Clin Res Cardiol (2023). https://doi.org/10.1007/s00392-023-02180-w

Disparities in the proportion of ticagrelor and prasugrel-eligible patients with NSTEMI in a real-world registry
M. Yildirim1, M. Müller-Hennessen1, M. Biener1, B. R. Milles1, E. Giannitsis1, C. Salbach1
1Klinik für Innere Med. III, Kardiologie, Angiologie u. Pneumologie, Universitätsklinikum Heidelberg, Heidelberg;

Background

Current therapy and management for patients with acute coronary syndrome (ACS) is based on 2020 ESC guideline. Here, recommendations prefer the use of prasugrel over ticagrelor primarily based on results from ISAR-REACT 5 trial. Since clinical limitations of eligibility for prasugrel or ticagrelor in ACS, we sought to evaluate proportions of potential eligibility of current ADP-inhibitors in NSTEMI patients. 

Methods

In this retrospective single center study, we consecutively screened all ACS patients presenting between 1st of July 2016 and 30thof June 2018. In this 24-month period, 6789 patients presented to CPU with suspected ACS of whom 1504 we diagnosed ACS. Acute myocardial infarction (MI) was diagnosed in-hospital by treating clinicians based on all clinical information, using the diagnostic criteria of the 3rd or 4th universal MI definition. We also evaluated major adverse cardiovascular and cerebrovascular events based on electronical medical reports. Statistical analyses were performed using MedCalc Ver. 20.111.

Results

NSTEMI was diagnosed in 675 (45%) of 1502 patients. 90% of patients received a coronary angiography of which 395 (59 %) patients received PCI, and 11% revived CABG. The proportion of patients with coronary angiography but without intervention was 31 % (n = 211).

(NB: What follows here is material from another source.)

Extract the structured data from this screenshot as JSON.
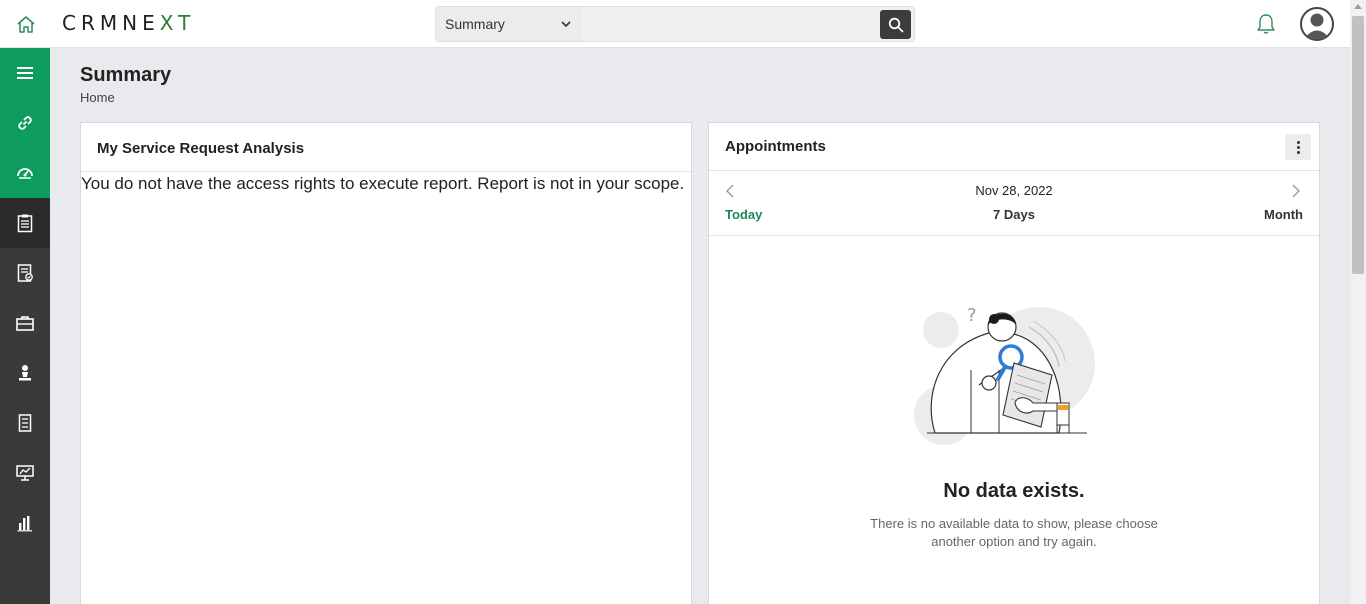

Mean age was 74 (IQR 62-81) years and mean weight 82 kg (IQR 70-95). 10 % (n = 64) had history of transient ischaemic attack or stroke.10.2 % (n = 69) of NSTEMI patients were pre-treated with a P2Y12-inhibitor and 32 % (n = 216) were under oral anticoagulant therapy. Prevalence of ineligible patients for prasugrel totals up to 292 (43.3 %) when history of transient ischaemic attack or stroke, and pre-treatment with P2Y12 inhibitor before index hospitalization, a decision for conservative treatment strategy with or without knowledge of coronary angiography, or the need for (N)OAC were considered. Prevalence of ineligible patients totals up to 448 (66.4 %) with the additional consideration of age ≥ 75 years and body weight < 60 kg. In contrast, the eligibility of ticagrelor in NSTEMI patients was 79.6 % (n = 537) considering label restrictions.

Conclusions

Data on the comparative eligibility for either ticagrelor or prasugrel and plausible reasons for non-administration of either drug are sparse. Eligibility of NSTEMI patients for ADP-inhibitors is considerably lower for prasugrel than for ticagrelor. Rates of non-eligible patients for prasugrel range from 43 % to 66 %, depending on whether variables that require caution such as age ≥ 75 years or body weight < 60 kg are considered, of whom data is limited concerning clinical benefit. Our findings provide interesting insights into the practical consequences of label restrictions of contemporary guideline recommendations on the optimal selection of antiplatelet therapies in confirmed NSTEMI patients.